Portrait of Georg Bernhard Bilfinger

Philosopher, mathematician
Born: Cannstatt, Germany - 23 January 1693
Died: Stuttgart, Germany - 18 February 1750

A German theologian who, as a student at the University of Halle, became a disciple of the teachings of Christian Wolff and Gottfried Leibniz, Georg Bilfinger worked as a professor of mathematics and philosophy at Halle and Tubingen Universities, but found himself increasingly in conflict with his conservative religious colleagues at the latter. On Wolff's recommendation, he was invited to St. Petersburg, to work at the Academy of Sciences, recently established by Peter the Great.

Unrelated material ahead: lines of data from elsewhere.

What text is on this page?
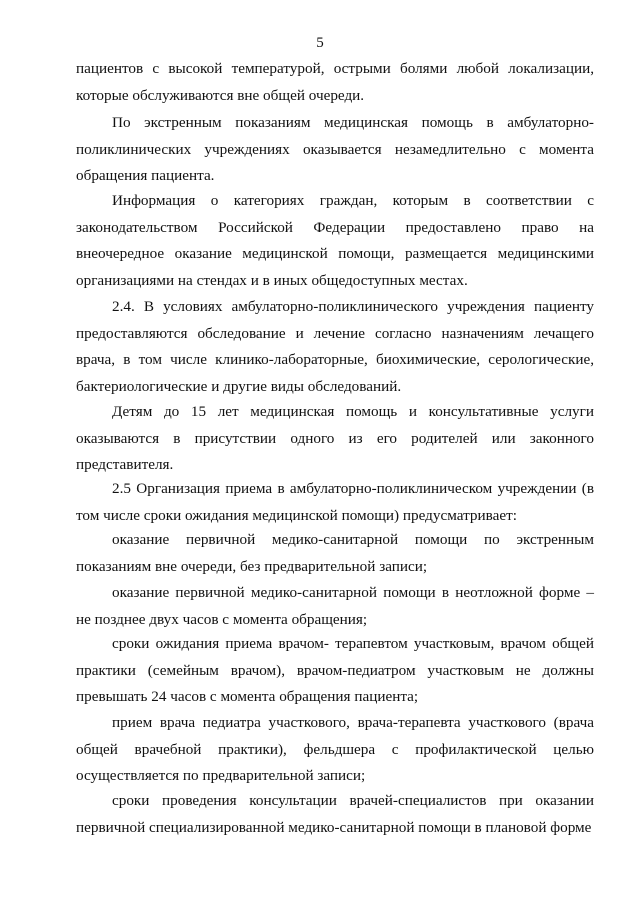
5

пациентов с высокой температурой, острыми болями любой локализации, которые обслуживаются вне общей очереди.

По экстренным показаниям медицинская помощь в амбулаторно-поликлинических учреждениях оказывается незамедлительно с момента обращения пациента.

Информация о категориях граждан, которым в соответствии с законодательством Российской Федерации предоставлено право на внеочередное оказание медицинской помощи, размещается медицинскими организациями на стендах и в иных общедоступных местах.

2.4. В условиях амбулаторно-поликлинического учреждения пациенту предоставляются обследование и лечение согласно назначениям лечащего врача, в том числе клинико-лабораторные, биохимические, серологические, бактериологические и другие виды обследований.

Детям до 15 лет медицинская помощь и консультативные услуги оказываются в присутствии одного из его родителей или законного представителя.

2.5 Организация приема в амбулаторно-поликлиническом учреждении (в том числе сроки ожидания медицинской помощи) предусматривает:

оказание первичной медико-санитарной помощи по экстренным показаниям вне очереди, без предварительной записи;

оказание первичной медико-санитарной помощи в неотложной форме – не позднее двух часов с момента обращения;

сроки ожидания приема врачом- терапевтом участковым, врачом общей практики (семейным врачом), врачом-педиатром участковым не должны превышать 24 часов с момента обращения пациента;

прием врача педиатра участкового, врача-терапевта участкового (врача общей врачебной практики), фельдшера с профилактической целью осуществляется по предварительной записи;

сроки проведения консультации врачей-специалистов при оказании первичной специализированной медико-санитарной помощи в плановой форме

At the first public session of the Academy, on 27 December 1725, Bilfinger gave a lecture on experimental physics in Latin. During his five years in St. Petersburg, he was also tasked with designing a school curriculum for the young Emperor Peter II, and with writing for him a textbook of modern history. However, Bilfinger again rowed with his colleagues at the Academy and at St. Petersburg University, and he left Russian at the end of his contract in 1731. He returned to Tubingen, where he was appointed professor of theology, and became a close adviser to Carl Alexander, Duke of Wurttemberg.

He continued to correspond with the Petersburg Academy of Sciences, which published articles on his later areas of interest, botany and fortifications. In 1740, Empress Anna Ioannovna awarded him a prize of 100 rubles for his inventions in the latter field.